I want to use this behaviour in unit testing to ensure that my error handling works as expected (which does different things in case of 'no connection established' and 'connection established, bad bad HTTP status code'). As a workaround, I could try to connect to an invalid server like http://192.0.2.0 which would time out in any case. However, I would prefer to do all my unit testing without using any real network connections.
Meanwhile I got it, using a HTTPretty callback body seems to produce the desired behaviour. See inline comments below.
This is actually not exactly the same as I was looking for (it is not a server that cannot be reached and hence the request times out but a server that throws a timeout exception once it is reached, however, the effect is the same for my usecase.
Still, if anybody knows a different solution, I'm looking forward to it.
import httpretty
import requests
# enable HTTPretty
httpretty.enable()
# create a callback body that raises an exception when opened
def exceptionCallback(request, uri, headers):
# raise your favourite exception here, e.g. requests.ConnectionError or requests.Timeout
raise requests.Timeout('Connection timed out.')

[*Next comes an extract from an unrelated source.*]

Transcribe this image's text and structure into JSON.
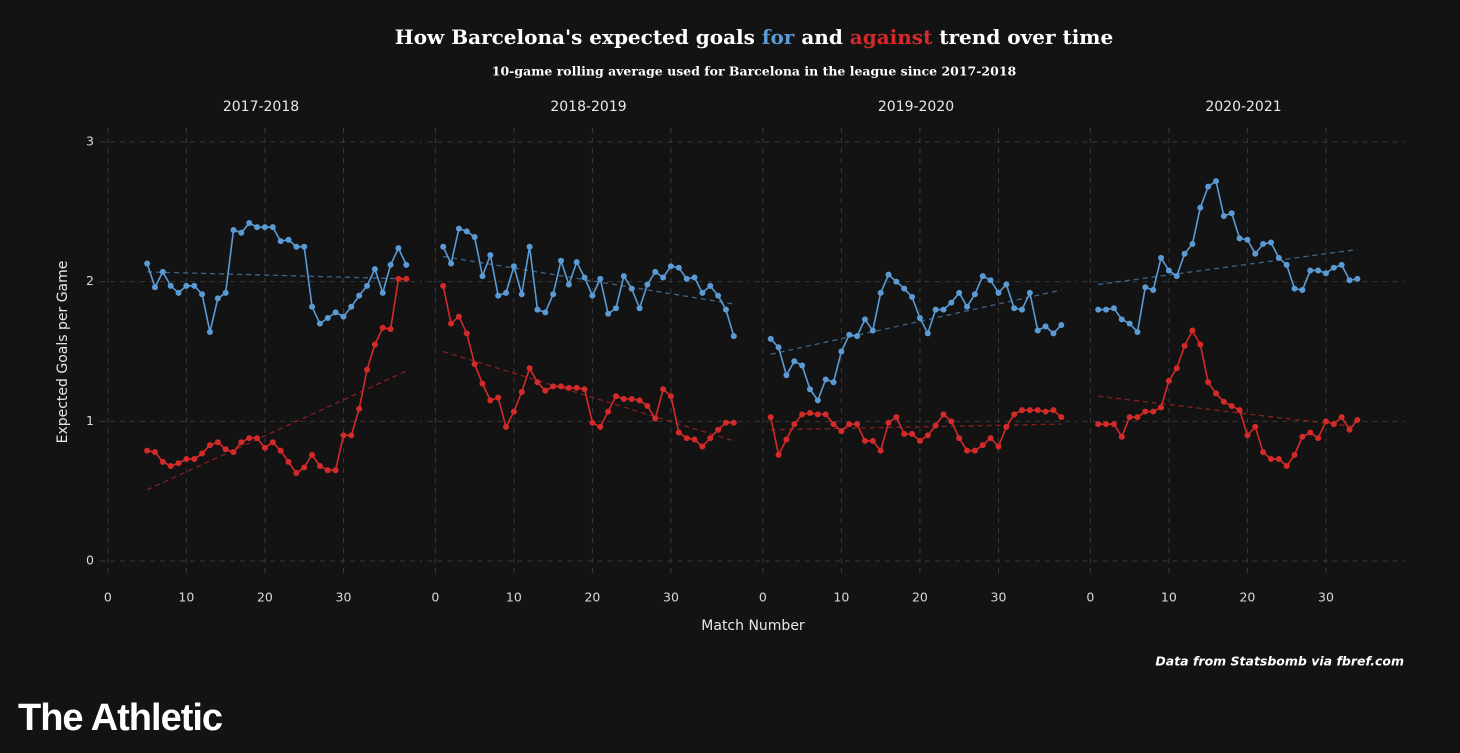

# set up a mock and use the callback function as response's body
httpretty.register_uri(
method=httpretty.GET,
uri='http://www.fakeurl.com',
status=200,
body=exceptionCallback
)
# try to get a response from the mock server and catch the exception
try:
response = requests.get('http://www.fakeurl.com')
except requests.Timeout as e:
print('requests.Timeout exception got caught...')
print(e)
# do whatever...
# clean up
httpretty.disable()
httpretty.reset()